I'm curious to know if any of you are data hoarders, or are working on projects that can help prevent hoarding of useless data. The article suggests creating automated processes for deleting data that doesn't meet a certain criteria. Has anyone set up such a process?

633 Posts

November 25th, 2013 12:00

It's almost like confronting the problem of paper storage--remember the push for the paper-free office? The papers piled up and outgrew filing cabinets, so we all moved to email, pdfs, and document sharing. Now we have the same problem. The idea of a Zero-Email Network is really intriguing. I can imagine someone arguing for me deleting all my old email notifications from the community, but what about the important emails I get about projects or requests for information? Would the policy nudge me toward filing all that info into a word doc/spreadsheet?

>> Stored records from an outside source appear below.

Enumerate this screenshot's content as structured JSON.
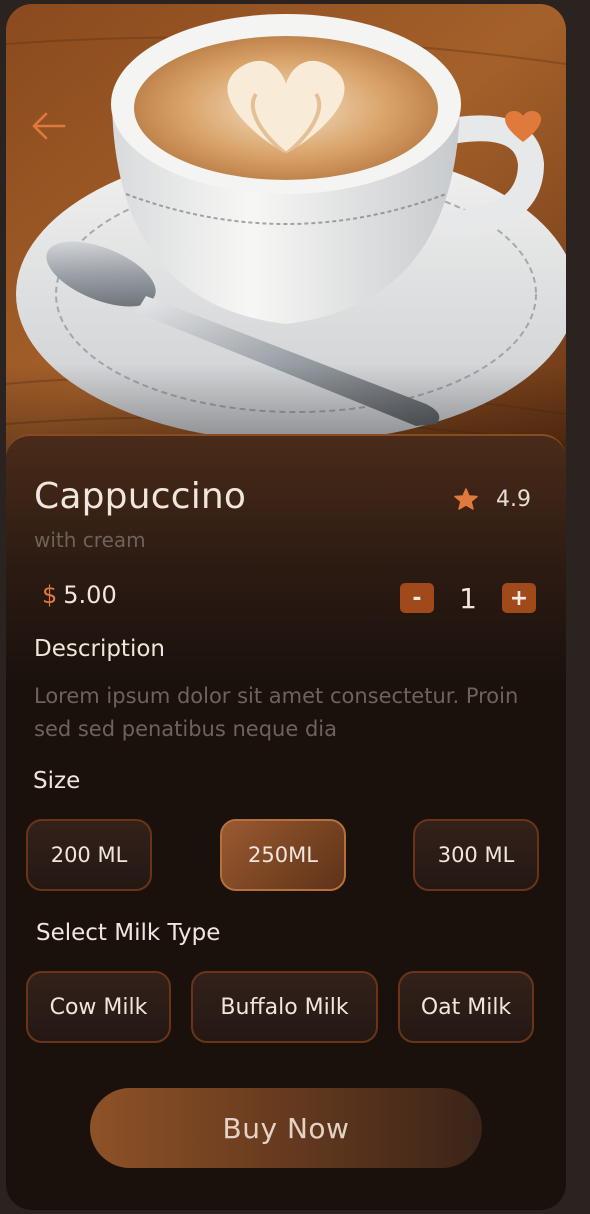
{
  "product": {
    "name": "Cappuccino",
    "subtitle": "with cream",
    "rating": "4.9",
    "currency_symbol": "$",
    "price": "5.00",
    "quantity": "1",
    "decrement_label": "-",
    "increment_label": "+"
  },
  "description": {
    "heading": "Description",
    "text": "Lorem ipsum dolor sit amet consectetur. Proin sed sed penatibus neque dia"
  },
  "size": {
    "heading": "Size",
    "options": [
      "200 ML",
      "250ML",
      "300 ML"
    ],
    "selected": "250ML"
  },
  "milk": {
    "heading": "Select Milk Type",
    "options": [
      "Cow Milk",
      "Buffalo Milk",
      "Oat Milk"
    ]
  },
  "actions": {
    "buy_label": "Buy Now"
  },
  "icons": {
    "back": "arrow-left-icon",
    "favorite": "heart-icon",
    "rating": "star-icon"
  },
  "colors": {
    "accent": "#e07a3c",
    "background": "#1a110d",
    "chip_border": "#6a3418",
    "muted_text": "#6e625b"
  }
}
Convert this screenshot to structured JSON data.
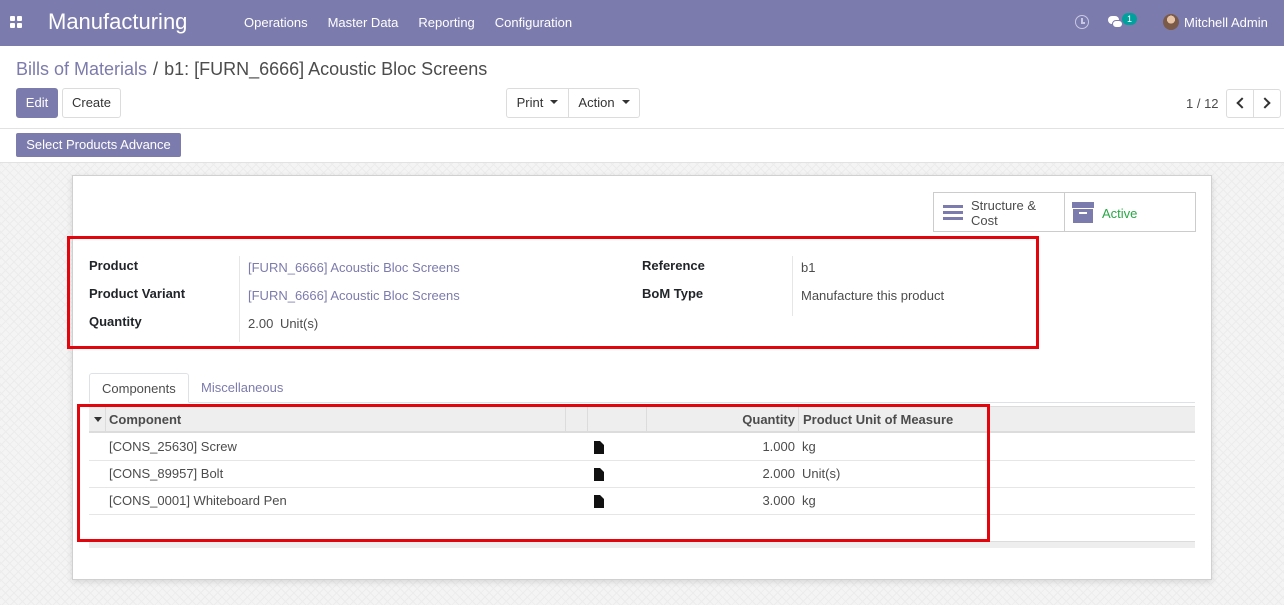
{
  "app": {
    "title": "Manufacturing"
  },
  "menu": {
    "items": [
      {
        "label": "Operations"
      },
      {
        "label": "Master Data"
      },
      {
        "label": "Reporting"
      },
      {
        "label": "Configuration"
      }
    ]
  },
  "systray": {
    "chat_count": "1",
    "user_name": "Mitchell Admin",
    "icons": [
      "apps-icon",
      "clock-icon",
      "chat-icon",
      "avatar"
    ]
  },
  "breadcrumb": {
    "parent": "Bills of Materials",
    "separator": "/",
    "current": "b1: [FURN_6666] Acoustic Bloc Screens"
  },
  "buttons": {
    "edit": "Edit",
    "create": "Create",
    "print": "Print",
    "action": "Action",
    "select_products": "Select Products Advance"
  },
  "pager": {
    "value": "1 / 12"
  },
  "smart_buttons": {
    "structure_cost": "Structure & Cost",
    "active": "Active"
  },
  "form": {
    "product_label": "Product",
    "product_value": "[FURN_6666] Acoustic Bloc Screens",
    "variant_label": "Product Variant",
    "variant_value": "[FURN_6666] Acoustic Bloc Screens",
    "quantity_label": "Quantity",
    "quantity_value": "2.00",
    "quantity_uom": "Unit(s)",
    "reference_label": "Reference",
    "reference_value": "b1",
    "bom_type_label": "BoM Type",
    "bom_type_value": "Manufacture this product"
  },
  "tabs": {
    "components": "Components",
    "misc": "Miscellaneous"
  },
  "table": {
    "headers": {
      "component": "Component",
      "quantity": "Quantity",
      "uom": "Product Unit of Measure"
    },
    "rows": [
      {
        "component": "[CONS_25630] Screw",
        "quantity": "1.000",
        "uom": "kg"
      },
      {
        "component": "[CONS_89957] Bolt",
        "quantity": "2.000",
        "uom": "Unit(s)"
      },
      {
        "component": "[CONS_0001] Whiteboard Pen",
        "quantity": "3.000",
        "uom": "kg"
      }
    ]
  },
  "colors": {
    "brand": "#7c7bad",
    "highlight": "#e3050b",
    "active": "#28a745"
  }
}
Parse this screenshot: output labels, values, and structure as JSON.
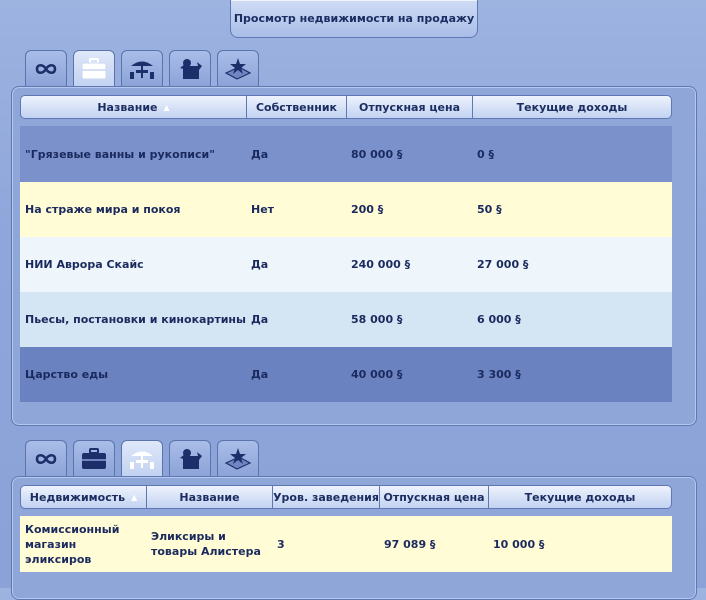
{
  "title": "Просмотр недвижимости на продажу",
  "colors": {
    "row_1": "#7a91cc",
    "row_2": "#fffcd6",
    "row_3": "#eef6fc",
    "row_4": "#d4e5f4",
    "row_5": "#6b82c0",
    "row_lower": "#fffcd6"
  },
  "tabs_icons": [
    "infinity-icon",
    "briefcase-icon",
    "cafe-table-icon",
    "character-box-icon",
    "star-plaque-icon"
  ],
  "top_panel": {
    "active_tab": 1,
    "columns": [
      "Название",
      "Собственник",
      "Отпускная цена",
      "Текущие доходы"
    ],
    "rows": [
      {
        "name": "\"Грязевые ванны и рукописи\"",
        "owner": "Да",
        "price": "80 000 §",
        "income": "0 §"
      },
      {
        "name": "На страже мира и покоя",
        "owner": "Нет",
        "price": "200 §",
        "income": "50 §"
      },
      {
        "name": "НИИ Аврора Скайс",
        "owner": "Да",
        "price": "240 000 §",
        "income": "27 000 §"
      },
      {
        "name": "Пьесы, постановки и кинокартины",
        "owner": "Да",
        "price": "58 000 §",
        "income": "6 000 §"
      },
      {
        "name": "Царство еды",
        "owner": "Да",
        "price": "40 000 §",
        "income": "3 300 §"
      }
    ]
  },
  "bottom_panel": {
    "active_tab": 2,
    "columns": [
      "Недвижимость",
      "Название",
      "Уров. заведения",
      "Отпускная цена",
      "Текущие доходы"
    ],
    "rows": [
      {
        "property": "Комиссионный магазин эликсиров",
        "name": "Эликсиры и товары Алистера",
        "level": "3",
        "price": "97 089 §",
        "income": "10 000 §"
      }
    ]
  }
}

Is there anyone else out there whose employer is trying something like this?

November 25th, 2013 12:00

Hoarding is here to stay. I have yet to meet an user (and that ranges from your grandma to your favourite IT-nerd) that doesn't keep a copy of something "just in case". No matther how many systems you set up to purge mails, docs, etc. the user will always outsmart you finding a way to keep a copy of their files It's a lost batlle

My employer (Atos) is working in/publiciting a "Zero Email Network" to reduce the number of internal emails in organizations, and we are the guinea pigs. Guess what, everyone keeps copy of the messages posted in the network instead of keeping copy of the emails I don't know if it would reduce the number of emails sents, what I'm sure is we won't be saving harddisk space

14.3K Posts

February 7th, 2014 00:00

Preventing hoarding of useless data is - useless.  This notion of useless data is wrong as to owner this is data of use - otherwise owner would remove it in the first place. You mentioned email so let me go back on that one - I keep record of every email I ever received - even those which were sent to me by mistake.  Whatever I do I keep sending ack of my action to parties involved so this is kind of my daily bio in case I ever need it (and strangely enough, I do need to refresh memory some managers). I keep it because of future potential use and because I can.  If I couldn't - I wouldn't.  But I can so I do - initially I did store this on my backup disks, but with introduction of company wide vault service it is all done for me along with index management.  And on the back-end it is all deduplicated and perhaps managed in even more clever way as solution does integrate with Exchange server we run.  So, we do not see this as dark data at all (me nor the company).  I think dark data is only data which is there as blind passenger without anyone being aware of it, but I see less and less of those with years due to all kinds of index/analytic approach of file systems, filers, application and similar which integrating with data and at the same time trying to build tier-ready approach for end user and organisations.